Here in D.C., display boards in Metro stations will tell folks when their train will arrive. Riders can check their Twitter feed or smartphone for alerts on delays as they happen. But now a mathematician in Sweden has come up with an algorithm that will be able to tell travelers about a delay up to two hours ahead of time.
According to the Daily Mail, mathematician Wilhelm Landerholm devised the algorithm by using the mountains of data collected on where trains are at any given time in a system to predict whether riders will face a delay even once a situation has been resolved. The key, it seems, is in the ripple effect. Landerholm calls his model, “The Computer Prognosis.”
The Daily Mail, explains how it all works:
The model works in a similar way to how a seismograph monitors earthquakes, looking for significant peaks.
In The Commuter Prognosis, these peaks are represented by trains pulling into a station later than the scheduled arrival time.

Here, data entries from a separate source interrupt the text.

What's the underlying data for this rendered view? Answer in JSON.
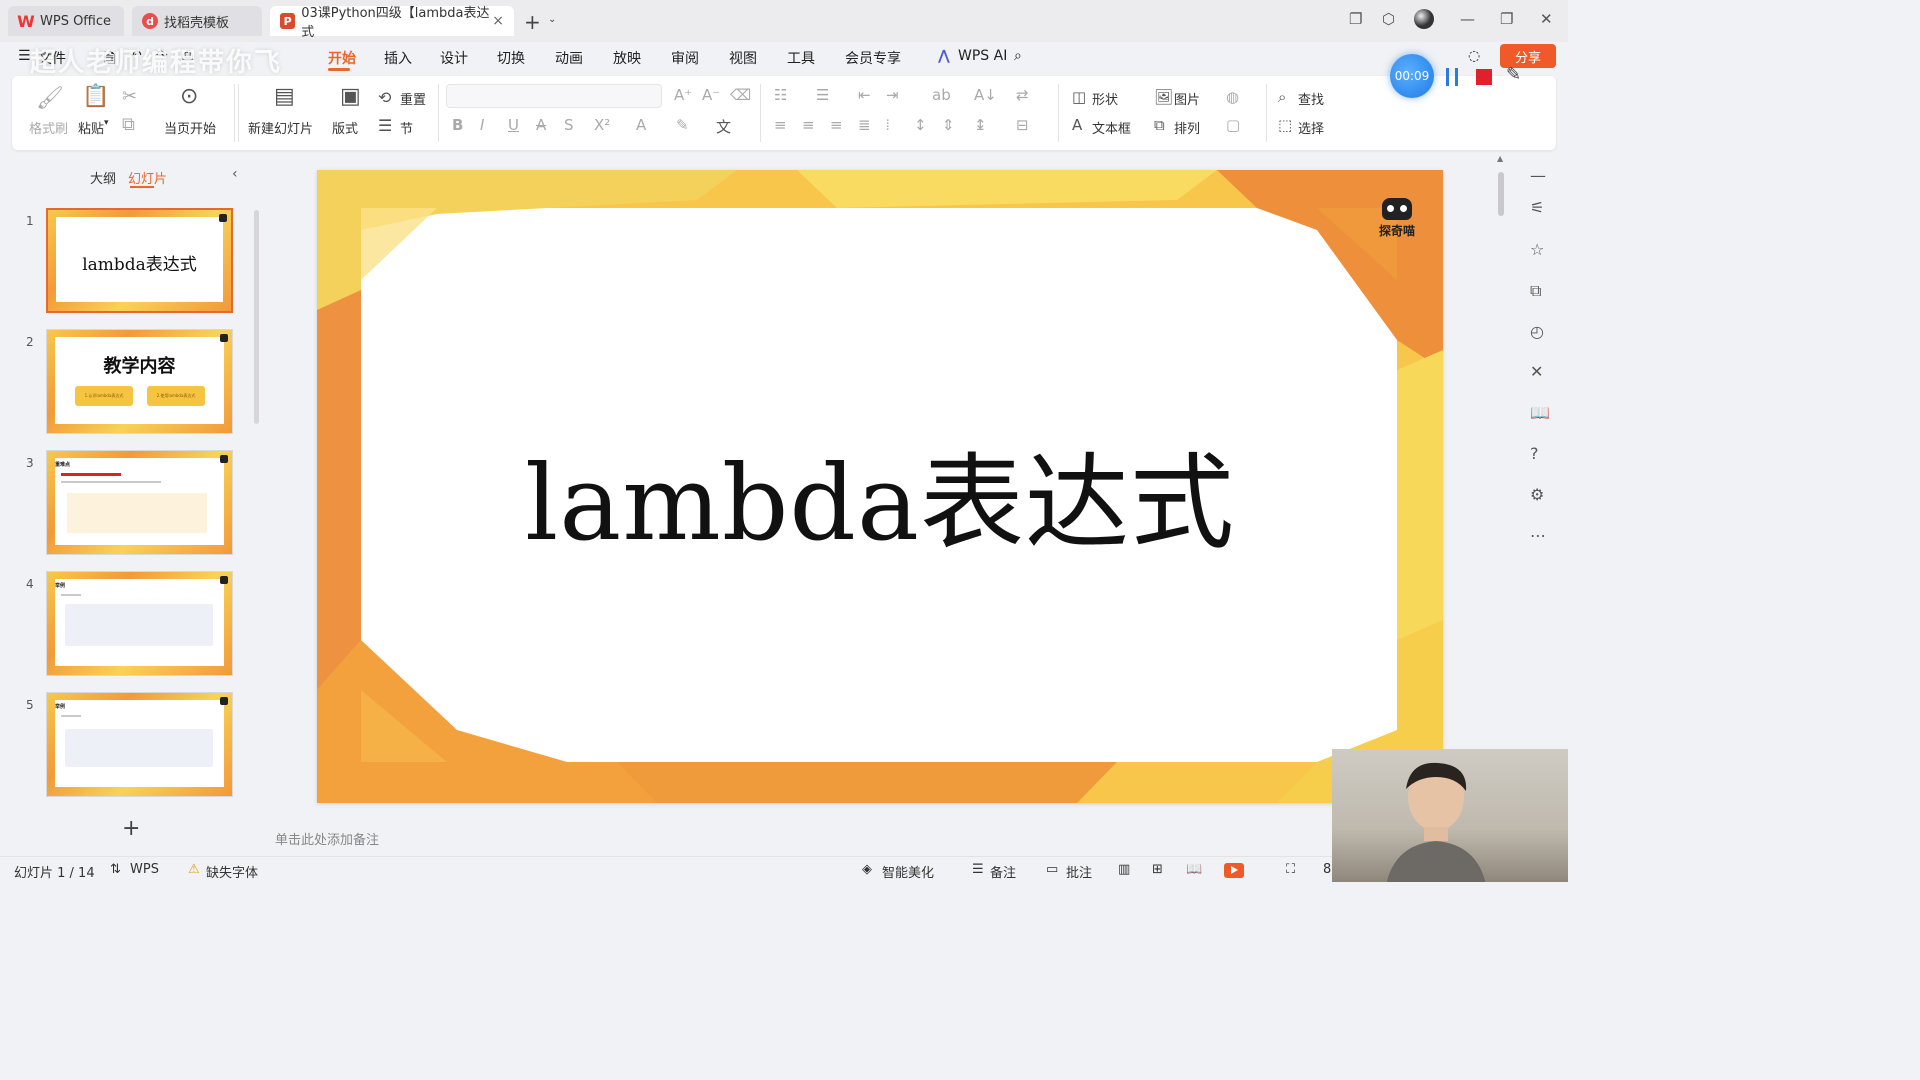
{
  "window": {
    "tabs": [
      {
        "label": "WPS Office",
        "icon": "wps-logo-icon"
      },
      {
        "label": "找稻壳模板",
        "icon": "docer-icon"
      },
      {
        "label": "03课Python四级【lambda表达式",
        "icon": "presentation-file-icon",
        "close": "×"
      }
    ],
    "new_tab": "+",
    "tab_menu": "⌄"
  },
  "menu": {
    "hamburger": "☰",
    "file": "文件",
    "items": [
      "开始",
      "插入",
      "设计",
      "切换",
      "动画",
      "放映",
      "审阅",
      "视图",
      "工具",
      "会员专享"
    ],
    "active": "开始",
    "wps_ai": "WPS AI",
    "share": "分享",
    "watermark": "超人老师编程带你飞"
  },
  "ribbon": {
    "format_painter": "格式刷",
    "paste": "粘贴",
    "play_from_current": "当页开始",
    "new_slide": "新建幻灯片",
    "layout": "版式",
    "reset": "重置",
    "section": "节",
    "shape": "形状",
    "picture": "图片",
    "textbox": "文本框",
    "arrange": "排列",
    "find": "查找",
    "select": "选择"
  },
  "recorder": {
    "timer": "00:09",
    "accent_color": "#1e7ae6",
    "stop_color": "#e0202a"
  },
  "panel": {
    "tab_outline": "大纲",
    "tab_slides": "幻灯片",
    "add_slide": "+"
  },
  "slides": [
    {
      "number": "1",
      "title": "lambda表达式",
      "selected": true
    },
    {
      "number": "2",
      "title": "教学内容",
      "pill1": "1.认识lambda表达式",
      "pill2": "2.使用lambda表达式"
    },
    {
      "number": "3",
      "head": "重难点"
    },
    {
      "number": "4",
      "head": "举例"
    },
    {
      "number": "5",
      "head": "举例"
    }
  ],
  "current_slide": {
    "title": "lambda表达式",
    "logo_text": "探奇喵"
  },
  "notes_placeholder": "单击此处添加备注",
  "status": {
    "slide_counter": "幻灯片 1 / 14",
    "wps": "WPS",
    "missing_font": "缺失字体",
    "smart_beautify": "智能美化",
    "notes": "备注",
    "comment": "批注",
    "zoom_partial": "8"
  },
  "colors": {
    "accent": "#e6682e",
    "share": "#f05a28",
    "frame_orange": "#f1993a",
    "frame_yellow": "#f7d356"
  }
}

It automatically compares how a similar delay on the same line impacted the network on previous occasions to predict how it will affect the network in the near future.
Traffic control centres are then able to issue extra trains, or take trains out of service, to balance demand.
The Commuter Prognosis can also be used to warn commuters of delays in advance, to help them plan their journey better.
For example, if a commuter is told there is a chance there will be a delay of 10 minutes on their line in two hours’ time they can set off earlier or choose an alternative route.
By warning commuters of problems ahead of time, it might also help reduce overcrowding associated with delays or it might enable the system to send in additional trains to compensate for the delays.
Given Metro’s recent track record for on-time performance has been less than stellar, some may see value in just such an algorithm. At least one person who spotted the story on Gizmodo, however offered this snarky take on how the algorithm could be used here.
in the case of Washington, DC’s metro system we’d probably be better served with an algorithm to detect when the system will be on time since we usually add an extra 30-60 minutes from experience.